Publié le par Tourtaux

 

Vidéo Images in vivo Hier à 21h45
Le laboratoire Merck et «les valises de biftons»

Info Libé + document audio«Libération» diffuse l'enregistrement d'une réunion interne qui en dit long sur la vision décomplexée des conflits d'intérêt qui s'exprime encore au sein de certaines firmes pharmaceutiques.

Par HERVÉ MARCHON (montage vidéo), YANN PHILIPPIN (texte)

 

La loi réformant le système de santé suite au scandale du Mediator, dont l'examen en seconde lecture a repris mardi soir à l'assemblée, prévoit que les labos seront obligés de déclarer les rémunérations qu'ils versent aux médecins.

Ce ne sera pas du luxe, vu la vision décomplexée des conflits d'intérêt qui s'exprime encore au sein de certaines firmes pharmaceutiques. C'est en tout cas ce qui ressort de l'enregistrement d'une réunion interne de MSD France (l'entité française de l'américain Merck), où le directeur médical du laboratoire évoque en souriant l'idée de payer les médecins trop critiques envers Merck avec «une valise de biftons», afin de créer un lien d'intérêt avec eux. Et d'empêcher ainsi qu'ils ne soient désignés par les autorités de santé pour évaluer les molécules du laboratoire.

Cette réunion s'est tenue le 23 juin au siège de Schering Plough France (racheté par Merck en 2009) à Courbevoie, en proche banlieue parisienne (1). Au menu: la prochaine évaluation de l'efficacité du Victrelis, nouveau traitement de Merck contre l'hépatite C, par la Haute autorité de santé (HAS).
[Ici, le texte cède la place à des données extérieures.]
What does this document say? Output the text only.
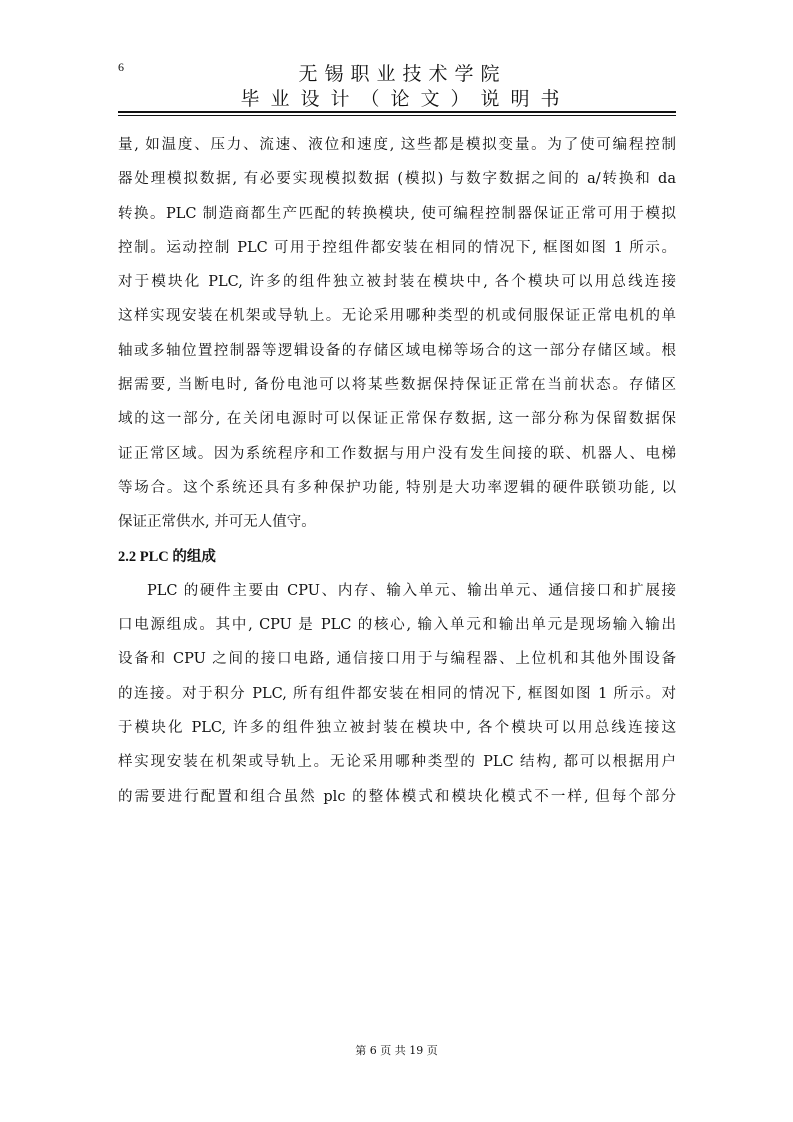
6	无锡职业技术学院
毕业设计（论文）说明书
量, 如温度、压力、流速、液位和速度, 这些都是模拟变量。为了使可编程控制
器处理模拟数据, 有必要实现模拟数据 (模拟) 与数字数据之间的 a/转换和 da
转换。PLC 制造商都生产匹配的转换模块, 使可编程控制器保证正常可用于模拟
控制。运动控制 PLC 可用于控组件都安装在相同的情况下, 框图如图 1 所示。
对于模块化 PLC, 许多的组件独立被封装在模块中, 各个模块可以用总线连接
这样实现安装在机架或导轨上。无论采用哪种类型的机或伺服保证正常电机的单
轴或多轴位置控制器等逻辑设备的存储区域电梯等场合的这一部分存储区域。根
据需要, 当断电时, 备份电池可以将某些数据保持保证正常在当前状态。存储区
域的这一部分, 在关闭电源时可以保证正常保存数据, 这一部分称为保留数据保
证正常区域。因为系统程序和工作数据与用户没有发生间接的联、机器人、电梯
等场合。这个系统还具有多种保护功能, 特别是大功率逻辑的硬件联锁功能, 以
保证正常供水, 并可无人值守。
2.2 PLC 的组成
PLC 的硬件主要由 CPU、内存、输入单元、输出单元、通信接口和扩展接
口电源组成。其中, CPU 是 PLC 的核心, 输入单元和输出单元是现场输入输出
设备和 CPU 之间的接口电路, 通信接口用于与编程器、上位机和其他外围设备
的连接。对于积分 PLC, 所有组件都安装在相同的情况下, 框图如图 1 所示。对
于模块化 PLC, 许多的组件独立被封装在模块中, 各个模块可以用总线连接这
样实现安装在机架或导轨上。无论采用哪种类型的 PLC 结构, 都可以根据用户
的需要进行配置和组合虽然 plc 的整体模式和模块化模式不一样, 但每个部分
第 6 页 共 19 页
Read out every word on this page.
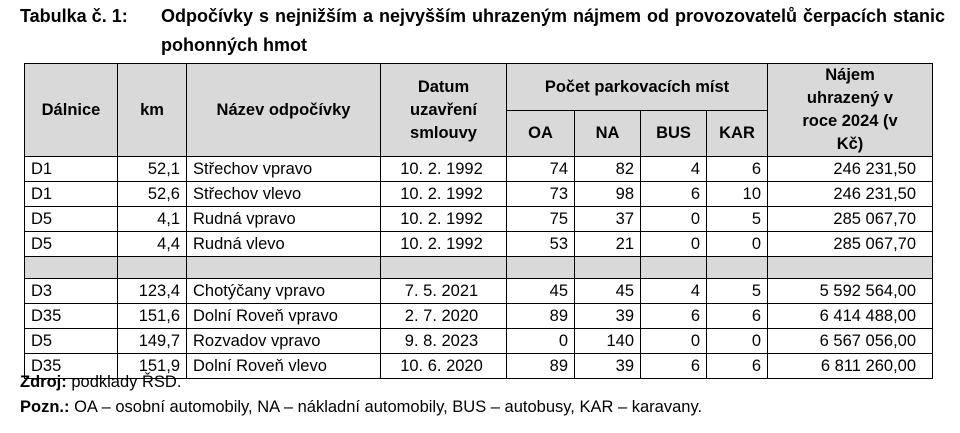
Tabulka č. 1: Odpočívky s nejnižším a nejvyšším uhrazeným nájmem od provozovatelů čerpacích stanic pohonných hmot
Dálnice	km	Název odpočívky	Datum uzavření smlouvy	Počet parkovacích míst				Nájem uhrazený v roce 2024 (v Kč)
				OA	NA	BUS	KAR	
D1	52,1	Střechov vpravo	10. 2. 1992	74	82	4	6	246 231,50
D1	52,6	Střechov vlevo	10. 2. 1992	73	98	6	10	246 231,50
D5	4,1	Rudná vpravo	10. 2. 1992	75	37	0	5	285 067,70
D5	4,4	Rudná vlevo	10. 2. 1992	53	21	0	0	285 067,70

D3	123,4	Chotýčany vpravo	7. 5. 2021	45	45	4	5	5 592 564,00
D35	151,6	Dolní Roveň vpravo	2. 7. 2020	89	39	6	6	6 414 488,00
D5	149,7	Rozvadov vpravo	9. 8. 2023	0	140	0	0	6 567 056,00
D35	151,9	Dolní Roveň vlevo	10. 6. 2020	89	39	6	6	6 811 260,00
Zdroj: podklady ŘSD.
Pozn.: OA – osobní automobily, NA – nákladní automobily, BUS – autobusy, KAR – karavany.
L'enjeu commercial est majeur, puisque l'appréciation de la HAS détermine le prix des médicaments et leur taux de remboursement par l'Assurance maladie.

Le 20 juin, trois jours avant la réunion, la HAS avait demandé, pour la première fois, à MSD, de fournir la liste des experts qu’il a rémunérés (en général des grands médecins hospitaliers), afin de ne pas les désigner pour évaluer le Victrelis.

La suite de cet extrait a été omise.